Four—Surrender in good condition by the German armies of the following war material: Five thousand guns (2,500 heavy, and 2,500 field), 25,000 machine guns, 3,000 minenwerfers, 1,700 airplanes (fighters, bombers—firstly, all of the D 7's and all the night bombing machines). The above to be delivered in situ to the allied and United States troops in accordance with the detailed conditions laid down in the note (annexure No. 1) drawn up at the moment of the signing of the armistice.

Five—Evacuation by the German armies of the countries on the left bank of the Rhine. The countries on the left bank of the Rhine shall be administered by the local troops of occupation. The occupation of these territories will be carried out by allied and United States garrisons, holding the principal crossings of the Rhine (Mayence, Coblenz, Cologne), together with the bridgeheads at these points of a thirty kilometer radius on the right bank and by garrisons similarly holding the strategic points of the region.

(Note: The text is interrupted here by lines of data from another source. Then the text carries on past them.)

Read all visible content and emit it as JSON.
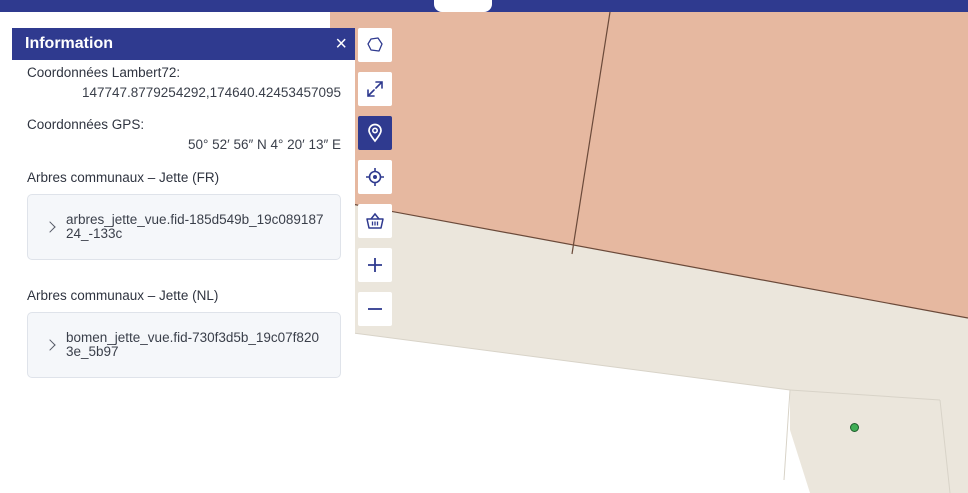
{
  "panel": {
    "title": "Information",
    "close_icon": "×",
    "lambert": {
      "label": "Coordonnées Lambert72:",
      "value": "147747.8779254292,174640.42453457095"
    },
    "gps": {
      "label": "Coordonnées GPS:",
      "value": "50° 52′ 56″ N 4° 20′ 13″ E"
    },
    "layers": [
      {
        "title": "Arbres communaux – Jette (FR)",
        "feature": "arbres_jette_vue.fid-185d549b_19c08918724_-133c"
      },
      {
        "title": "Arbres communaux – Jette (NL)",
        "feature": "bomen_jette_vue.fid-730f3d5b_19c07f8203e_5b97"
      }
    ]
  },
  "toolbar": {
    "buttons": [
      {
        "icon": "polygon-select-icon",
        "active": false
      },
      {
        "icon": "fullscreen-icon",
        "active": false
      },
      {
        "icon": "location-pin-icon",
        "active": true
      },
      {
        "icon": "geolocate-icon",
        "active": false
      },
      {
        "icon": "basket-icon",
        "active": false
      },
      {
        "icon": "zoom-in-icon",
        "active": false
      },
      {
        "icon": "zoom-out-icon",
        "active": false
      }
    ]
  },
  "colors": {
    "brand": "#2f3a8f",
    "parcel": "#e6b8a0",
    "road": "#ebe6dc",
    "marker": "#3fae55"
  }
}
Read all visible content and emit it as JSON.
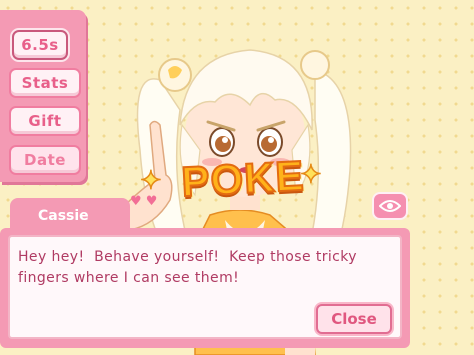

A neutral zone shall be reserved on the right bank of the Rhine between the stream and a line drawn parallel to the bridgeheads and to the stream and at a distance of ten kilometers from the frontier of Holland up to the frontier of Switzerland. The evacuation by the enemy of the Rhinelands (left and right bank) shall be so ordered as to be completed within a further period of sixteen days, in all, thirty-one days after the signing of the armistice. All the movements of evacuation or occupation are regulated by the note (annexure No. 1) drawn up at the moment of the signing of the armistice.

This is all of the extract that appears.